B. Given $a \in G$, there exists an element $y(a) \in G$ such that $a \cdot y(a) =e$.

Prove that $G$ must be a group under this product.

Attempt -Since Associativity is given and Closure also, also the right identity and right inverse is given .So i just have to prove left identity and left inverse.

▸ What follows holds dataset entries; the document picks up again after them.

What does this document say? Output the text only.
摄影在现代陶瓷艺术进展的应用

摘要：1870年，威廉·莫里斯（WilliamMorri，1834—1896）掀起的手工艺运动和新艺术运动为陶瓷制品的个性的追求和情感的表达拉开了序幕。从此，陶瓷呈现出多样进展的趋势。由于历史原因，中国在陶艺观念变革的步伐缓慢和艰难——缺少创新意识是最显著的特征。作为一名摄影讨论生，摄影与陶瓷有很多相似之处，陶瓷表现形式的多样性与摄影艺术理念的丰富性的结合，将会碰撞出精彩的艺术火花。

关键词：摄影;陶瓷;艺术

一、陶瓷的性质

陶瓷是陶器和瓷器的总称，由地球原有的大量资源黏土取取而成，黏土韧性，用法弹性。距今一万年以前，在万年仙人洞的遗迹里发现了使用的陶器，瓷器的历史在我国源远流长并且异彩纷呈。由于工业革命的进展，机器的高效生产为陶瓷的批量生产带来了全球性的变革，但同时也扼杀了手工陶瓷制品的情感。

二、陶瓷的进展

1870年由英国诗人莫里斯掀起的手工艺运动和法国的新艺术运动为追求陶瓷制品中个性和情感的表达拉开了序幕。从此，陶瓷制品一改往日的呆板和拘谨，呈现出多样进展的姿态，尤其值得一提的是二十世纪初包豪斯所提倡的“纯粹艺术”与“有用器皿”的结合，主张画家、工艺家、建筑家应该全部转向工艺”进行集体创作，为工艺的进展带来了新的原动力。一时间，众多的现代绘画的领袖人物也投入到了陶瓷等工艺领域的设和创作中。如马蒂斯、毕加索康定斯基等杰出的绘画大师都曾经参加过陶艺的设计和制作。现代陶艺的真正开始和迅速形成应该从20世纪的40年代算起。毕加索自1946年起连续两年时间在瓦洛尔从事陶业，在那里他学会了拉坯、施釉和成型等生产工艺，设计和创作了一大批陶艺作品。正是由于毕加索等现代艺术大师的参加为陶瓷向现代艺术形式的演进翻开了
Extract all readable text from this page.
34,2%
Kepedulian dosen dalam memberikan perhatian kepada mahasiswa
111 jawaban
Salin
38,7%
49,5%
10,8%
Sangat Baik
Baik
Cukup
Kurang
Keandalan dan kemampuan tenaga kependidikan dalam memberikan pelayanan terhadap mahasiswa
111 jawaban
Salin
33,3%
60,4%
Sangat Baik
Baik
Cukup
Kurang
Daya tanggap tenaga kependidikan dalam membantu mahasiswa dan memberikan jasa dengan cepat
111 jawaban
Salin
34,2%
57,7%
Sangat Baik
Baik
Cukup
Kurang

Now as $ae=a$ post multiplying by a, $aea=aa$. Now pre multiply by a^{-1} I get hence $ea=a$. And doing same process for inverse Is this Right?

Answer 1

Let, $ab=e\land bc=e\tag {1}$ for some $b,c\in G$. And, $ae=a\tag{2}$ From $(2)$, $$eae=ea\implies(ab)a(bc)=ea\implies ((ab)(ab))c=ea\implies ec=ea\tag{3}$$

Similarly, $$ae=a\implies a(bc)=a\implies (ab)c=a\implies ec=a\tag{4}$$

$(3)$ and $(4)$ implies, $$ea=a$$

Also from $(3)$ and $(1)$, $$(bab)(bca)=e\implies b((ab)(bc)a)=e\implies ba=e$$

Answer 2

1.

$(y(a)\cdot a)\cdot (y(a)\cdot a) = y(a) \cdot (a \cdot y(a))\cdot a = y(a) \cdot e \cdot a=(y(a)\cdot e) \cdot a = y(a) \cdot a$.

$(y(a)\cdot a)\cdot ((y(a)\cdot a) \cdot y(y(a) \cdot a)) = (y(a) \cdot a) \cdot y(y(a) \cdot a)$.

$y(a)\cdot a = e$

2.

$e\cdot a = (a \cdot y(a))\cdot a=a\cdot(y(a)\cdot a)=a\cdot e=a$.